Nice article.  I'm pleased it got the implications of Charlemagne's coronation as Emperor more or less right, by acknowledging the legal status of the Emperor in Constantinople. 

I should relate, however, the view expressed by the late H. Tristram Englehardt (raised Southern Baptist, converted to Holy Orthodoxy late in life, simultaneously held in bioethics at both Baylor's med school and Rice's Dept. of Philosophy):  in a discussion of what has gone wrong with the world, and the cultural decline of the West, someone ask in his presence, "When did it all start to go wrong?"  Engelhardt' replied, "Let me see, if I recall correctly it was just after the third Mass of Christmas in the year 800..."
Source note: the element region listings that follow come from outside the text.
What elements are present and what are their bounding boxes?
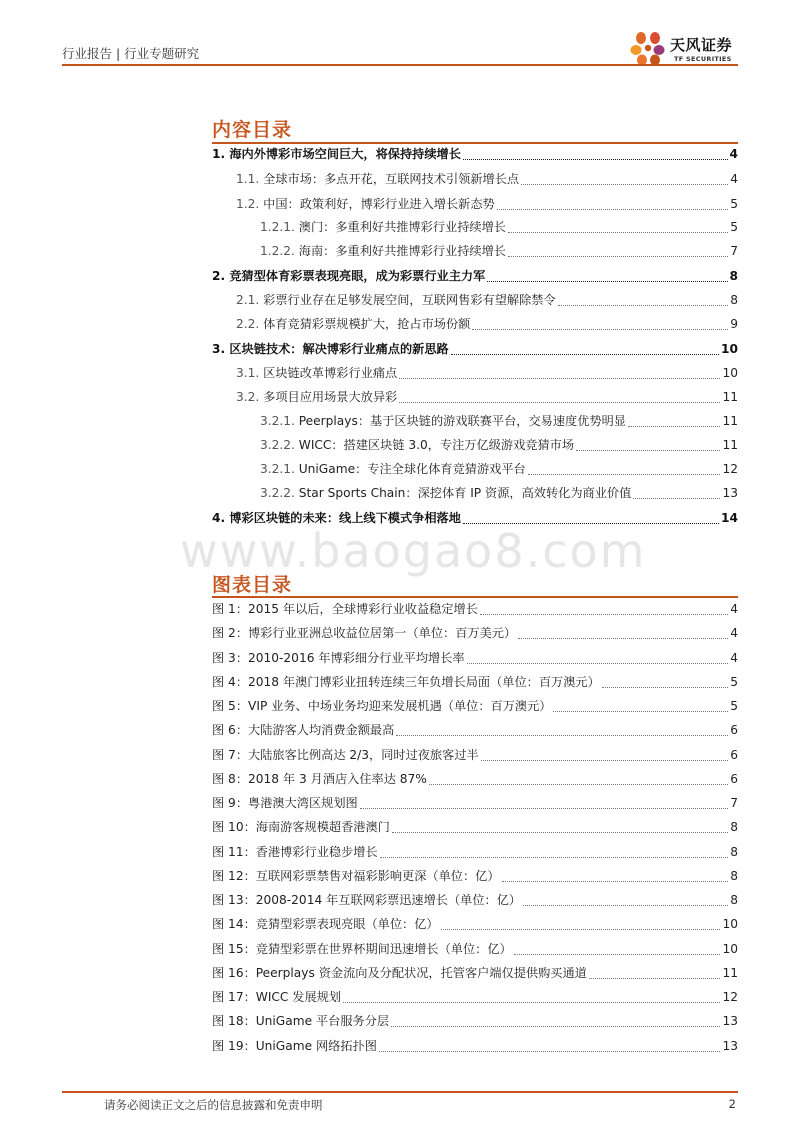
figure-entry-title: 2010-2016 年博彩细分行业平均增长率 bbox=[248, 650, 465, 665]
toc-entry-page: 7 bbox=[730, 244, 738, 258]
figure-entry-number: 图 6： bbox=[212, 723, 249, 738]
toc-entry[interactable] bbox=[236, 316, 738, 333]
figure-entry-page: 6 bbox=[730, 723, 738, 738]
figure-entry-page: 8 bbox=[730, 820, 738, 835]
figure-entry-title: 大陆旅客比例高达 2/3，同时过夜旅客过半 bbox=[248, 747, 479, 762]
toc-entry-title: UniGame：专注全球化体育竞猜游戏平台 bbox=[298, 462, 526, 476]
toc-entry-number: 2.2. bbox=[236, 317, 264, 331]
figure-entry-number: 图 12： bbox=[212, 868, 256, 883]
figure-entry[interactable] bbox=[212, 1013, 738, 1030]
dot-leader bbox=[392, 832, 728, 833]
toc-entry-number: 1.2.1. bbox=[260, 220, 299, 234]
figure-entry[interactable] bbox=[212, 819, 738, 836]
dot-leader bbox=[553, 711, 728, 712]
figure-entry-number: 图 8： bbox=[212, 771, 249, 786]
toc-entry-page: 5 bbox=[730, 220, 738, 234]
figure-entry-title: 2008-2014 年互联网彩票迅速增长（单位：亿） bbox=[255, 893, 522, 907]
figure-entry-title: 2015 年以后，全球博彩行业收益稳定增长 bbox=[248, 602, 478, 616]
watermark: www.baogao8.com bbox=[180, 524, 647, 578]
dot-leader bbox=[589, 978, 721, 979]
toc-entry[interactable] bbox=[260, 413, 738, 430]
report-category: 行业报告 | 行业专题研究 bbox=[62, 46, 200, 61]
figure-entry-number: 图 13： bbox=[212, 893, 256, 907]
toc-entry-page: 4 bbox=[730, 172, 738, 186]
figure-entry[interactable] bbox=[212, 868, 738, 885]
toc-entry-page: 13 bbox=[722, 486, 738, 500]
toc-title-divider bbox=[212, 142, 738, 144]
figure-entry-title: Peerplays 资金流向及分配状况，托管客户端仅提供购买通道 bbox=[255, 965, 587, 980]
dot-leader bbox=[396, 735, 728, 736]
figure-entry-title: 香港博彩行业稳步增长 bbox=[255, 844, 378, 859]
flower-logo-icon bbox=[628, 28, 668, 68]
toc-entry-page: 9 bbox=[730, 317, 738, 331]
figure-entry-number: 图 4： bbox=[212, 674, 249, 689]
figure-entry[interactable] bbox=[212, 625, 738, 642]
toc-entry[interactable] bbox=[212, 341, 738, 358]
dot-leader bbox=[379, 1051, 721, 1052]
dot-leader bbox=[399, 378, 720, 379]
toc-entry-page: 11 bbox=[722, 390, 738, 404]
figure-entry-page: 12 bbox=[722, 990, 738, 1004]
figure-entry-number: 图 3： bbox=[212, 650, 249, 665]
figure-entry-page: 6 bbox=[730, 747, 738, 762]
toc-entry-number: 1.2.2. bbox=[260, 244, 299, 258]
dot-leader bbox=[487, 281, 727, 282]
toc-entry-title: 澳门：多重利好共推博彩行业持续增长 bbox=[298, 220, 506, 234]
figure-entry-title: 粤港澳大湾区规划图 bbox=[248, 796, 358, 810]
toc-entry-page: 10 bbox=[721, 342, 738, 356]
toc-entry-number: 2.1. bbox=[236, 293, 264, 307]
toc-entry[interactable] bbox=[260, 461, 738, 478]
toc-entry-title: WICC：搭建区块链 3.0，专注万亿级游戏竞猜市场 bbox=[298, 438, 575, 452]
figure-entry-page: 8 bbox=[730, 844, 738, 859]
dot-leader bbox=[497, 209, 728, 210]
toc-entry-title: 竞猜型体育彩票表现亮眼，成为彩票行业主力军 bbox=[229, 269, 486, 283]
dot-leader bbox=[399, 402, 720, 403]
toc-entry-page: 8 bbox=[730, 293, 738, 307]
toc-entry-page: 12 bbox=[722, 462, 738, 476]
toc-entry-title: 全球市场：多点开花，互联网技术引领新增长点 bbox=[263, 172, 520, 186]
dot-leader bbox=[391, 1026, 720, 1027]
toc-entry[interactable] bbox=[212, 268, 738, 285]
figure-entry-title: 海南游客规模超香港澳门 bbox=[255, 820, 390, 835]
figure-entry-title: 互联网彩票禁售对福彩影响更深（单位：亿） bbox=[255, 868, 500, 883]
dot-leader bbox=[576, 450, 720, 451]
toc-entry-page: 11 bbox=[722, 438, 738, 452]
toc-entry-number: 3. bbox=[212, 342, 230, 356]
toc-entry-page: 5 bbox=[730, 197, 738, 211]
disclaimer-note: 请务必阅读正文之后的信息披露和免责申明 bbox=[104, 1098, 323, 1112]
dot-leader bbox=[628, 426, 721, 427]
dot-leader bbox=[451, 354, 719, 355]
figure-entry[interactable] bbox=[212, 698, 738, 715]
toc-entry-number: 3.2.1. bbox=[260, 462, 299, 476]
figure-entry-number: 图 18： bbox=[212, 1014, 256, 1029]
toc-entry-title: 区块链技术：解决博彩行业痛点的新思路 bbox=[229, 342, 449, 356]
figure-entry-page: 7 bbox=[730, 796, 738, 810]
toc-entry-number: 1.2. bbox=[236, 197, 264, 211]
toc-entry-title: 海南：多重利好共推博彩行业持续增长 bbox=[298, 244, 506, 258]
figure-entry-page: 5 bbox=[730, 699, 738, 713]
figure-entry[interactable] bbox=[212, 989, 738, 1006]
toc-entry-number: 4. bbox=[212, 511, 230, 525]
toc-entry-title: Peerplays：基于区块链的游戏联赛平台，交易速度优势明显 bbox=[298, 414, 626, 428]
figure-entry[interactable] bbox=[212, 722, 738, 739]
figure-entry-title: 2018 年 3 月酒店入住率达 87% bbox=[248, 771, 427, 786]
dot-leader bbox=[472, 329, 728, 330]
figure-entry[interactable] bbox=[212, 795, 738, 812]
figure-entry-title: UniGame 平台服务分层 bbox=[255, 1014, 390, 1029]
logo-text-cn: 天风证券 bbox=[670, 36, 733, 54]
figure-entry-number: 图 5： bbox=[212, 699, 249, 713]
toc-entry-number: 3.2. bbox=[236, 390, 264, 404]
toc-entry-number: 1.1. bbox=[236, 172, 264, 186]
toc-entry-title: 彩票行业存在足够发展空间，互联网售彩有望解除禁令 bbox=[263, 293, 556, 307]
figure-entry[interactable] bbox=[212, 601, 738, 618]
dot-leader bbox=[343, 1002, 720, 1003]
toc-entry[interactable] bbox=[236, 171, 738, 188]
toc-entry-number: 2. bbox=[212, 269, 230, 283]
figure-entry-page: 11 bbox=[722, 965, 738, 980]
figure-entry-number: 图 2： bbox=[212, 626, 249, 641]
dot-leader bbox=[528, 474, 721, 475]
figure-entry[interactable] bbox=[212, 965, 738, 982]
page-number: 2 bbox=[728, 1097, 736, 1111]
dot-leader bbox=[633, 498, 720, 499]
toc-entry-title: 海内外博彩市场空间巨大，将保持持续增长 bbox=[229, 147, 461, 161]
figure-entry[interactable] bbox=[212, 674, 738, 691]
figure-entry[interactable] bbox=[212, 747, 738, 764]
toc-entry[interactable] bbox=[236, 292, 738, 309]
dot-leader bbox=[521, 184, 728, 185]
figures-title-divider bbox=[212, 596, 738, 598]
figure-entry-page: 5 bbox=[730, 674, 738, 689]
figure-entry-number: 图 10： bbox=[212, 820, 256, 835]
dot-leader bbox=[523, 905, 728, 906]
figure-entry-number: 图 14： bbox=[212, 917, 256, 932]
figure-entry[interactable] bbox=[212, 844, 738, 861]
dot-leader bbox=[518, 638, 728, 639]
header-divider bbox=[62, 64, 738, 66]
figure-entry-page: 13 bbox=[722, 1014, 738, 1029]
toc-entry[interactable] bbox=[260, 219, 738, 236]
dot-leader bbox=[360, 808, 728, 809]
toc-entry-page: 14 bbox=[721, 511, 738, 525]
dot-leader bbox=[558, 305, 728, 306]
figure-entry-title: 竞猜型彩票表现亮眼（单位：亿） bbox=[255, 917, 439, 932]
figure-entry-title: VIP 业务、中场业务均迎来发展机遇（单位：百万澳元） bbox=[248, 699, 552, 713]
figure-entry-number: 图 7： bbox=[212, 747, 249, 762]
toc-entry[interactable] bbox=[260, 485, 738, 502]
dot-leader bbox=[502, 881, 728, 882]
toc-entry[interactable] bbox=[260, 243, 738, 260]
figure-entry-page: 6 bbox=[730, 771, 738, 786]
toc-entry-number: 3.2.2. bbox=[260, 438, 299, 452]
toc-entry-title: 区块链改革博彩行业痛点 bbox=[263, 366, 398, 380]
toc-entry-number: 1. bbox=[212, 147, 230, 161]
figure-entry-number: 图 17： bbox=[212, 990, 256, 1004]
dot-leader bbox=[514, 954, 721, 955]
figure-entry-page: 4 bbox=[730, 650, 738, 665]
figure-entry-title: WICC 发展规划 bbox=[255, 990, 342, 1004]
toc-title: 内容目录 bbox=[212, 119, 293, 141]
toc-entry[interactable] bbox=[212, 146, 738, 163]
footer-divider bbox=[62, 1091, 738, 1093]
toc-entry-number: 3.2.1. bbox=[260, 414, 299, 428]
dot-leader bbox=[508, 256, 728, 257]
toc-entry-page: 10 bbox=[722, 366, 738, 380]
figures-title: 图表目录 bbox=[212, 574, 293, 596]
toc-entry[interactable] bbox=[236, 389, 738, 406]
figure-entry[interactable] bbox=[212, 771, 738, 788]
toc-entry-number: 3.2.2. bbox=[260, 486, 299, 500]
figure-entry-page: 13 bbox=[722, 1038, 738, 1053]
dot-leader bbox=[467, 663, 728, 664]
dot-leader bbox=[480, 614, 728, 615]
dot-leader bbox=[463, 159, 728, 160]
figure-entry-number: 图 11： bbox=[212, 844, 256, 859]
dot-leader bbox=[481, 760, 728, 761]
dot-leader bbox=[602, 687, 728, 688]
figure-entry-page: 8 bbox=[730, 893, 738, 907]
logo-text-en: TF SECURITIES bbox=[674, 55, 732, 63]
figure-entry[interactable] bbox=[212, 916, 738, 933]
figure-entry-page: 4 bbox=[730, 626, 738, 641]
dot-leader bbox=[380, 857, 728, 858]
toc-entry-title: 多项目应用场景大放异彩 bbox=[263, 390, 398, 404]
figure-entry[interactable] bbox=[212, 1038, 738, 1055]
dot-leader bbox=[441, 929, 721, 930]
figure-entry-number: 图 16： bbox=[212, 965, 256, 980]
toc-entry-title: 中国：政策利好，博彩行业进入增长新态势 bbox=[263, 197, 495, 211]
toc-entry-title: 博彩区块链的未来：线上线下模式争相落地 bbox=[229, 511, 461, 525]
figure-entry[interactable] bbox=[212, 941, 738, 958]
toc-entry-title: 体育竞猜彩票规模扩大，抢占市场份额 bbox=[263, 317, 471, 331]
toc-entry-title: Star Sports Chain：深挖体育 IP 资源，高效转化为商业价值 bbox=[298, 486, 632, 500]
figure-entry[interactable] bbox=[212, 650, 738, 667]
figure-entry-title: 博彩行业亚洲总收益位居第一（单位：百万美元） bbox=[248, 626, 517, 641]
toc-entry-page: 4 bbox=[729, 147, 738, 161]
toc-entry[interactable] bbox=[236, 196, 738, 213]
figure-entry-page: 10 bbox=[722, 941, 738, 956]
dot-leader bbox=[429, 784, 728, 785]
figure-entry-title: 2018 年澳门博彩业扭转连续三年负增长局面（单位：百万澳元） bbox=[248, 674, 600, 689]
figure-entry-number: 图 15： bbox=[212, 941, 256, 956]
toc-entry-page: 8 bbox=[729, 269, 738, 283]
figure-entry-page: 8 bbox=[730, 868, 738, 883]
toc-entry[interactable] bbox=[260, 437, 738, 454]
figure-entry-title: 大陆游客人均消费金额最高 bbox=[248, 723, 395, 738]
figure-entry-number: 图 19： bbox=[212, 1038, 256, 1053]
toc-entry[interactable] bbox=[236, 365, 738, 382]
toc-entry-number: 3.1. bbox=[236, 366, 264, 380]
dot-leader bbox=[508, 232, 728, 233]
figure-entry-page: 10 bbox=[722, 917, 738, 932]
figure-entry[interactable] bbox=[212, 892, 738, 909]
figure-entry-title: 竞猜型彩票在世界杯期间迅速增长（单位：亿） bbox=[255, 941, 512, 956]
figure-entry-number: 图 1： bbox=[212, 602, 249, 616]
figure-entry-number: 图 9： bbox=[212, 796, 249, 810]
figure-entry-title: UniGame 网络拓扑图 bbox=[255, 1038, 377, 1053]
figure-entry-page: 4 bbox=[730, 602, 738, 616]
toc-entry-page: 11 bbox=[722, 414, 738, 428]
A lot of us Orthodox Christians see the attempt to revive the office of Western Augustus and the resulting existence of a competing "Holy" Roman Empire under the patronage of the still-Orthodox Popes of Rome as the foundation of what eventually became the schism of Rome from the Church (yes, unless you accept the papal claims, which we never have, that's what happened two and a half centuries later), the rise of rationalism in the West (Aquinas was actually a precursor of the later rationalists, who had less regard for Scripture and Holy Tradition) and inevitably of secularism and unbelief.
And when they behead your own people in the wars which are to come, then you will know what this was all about.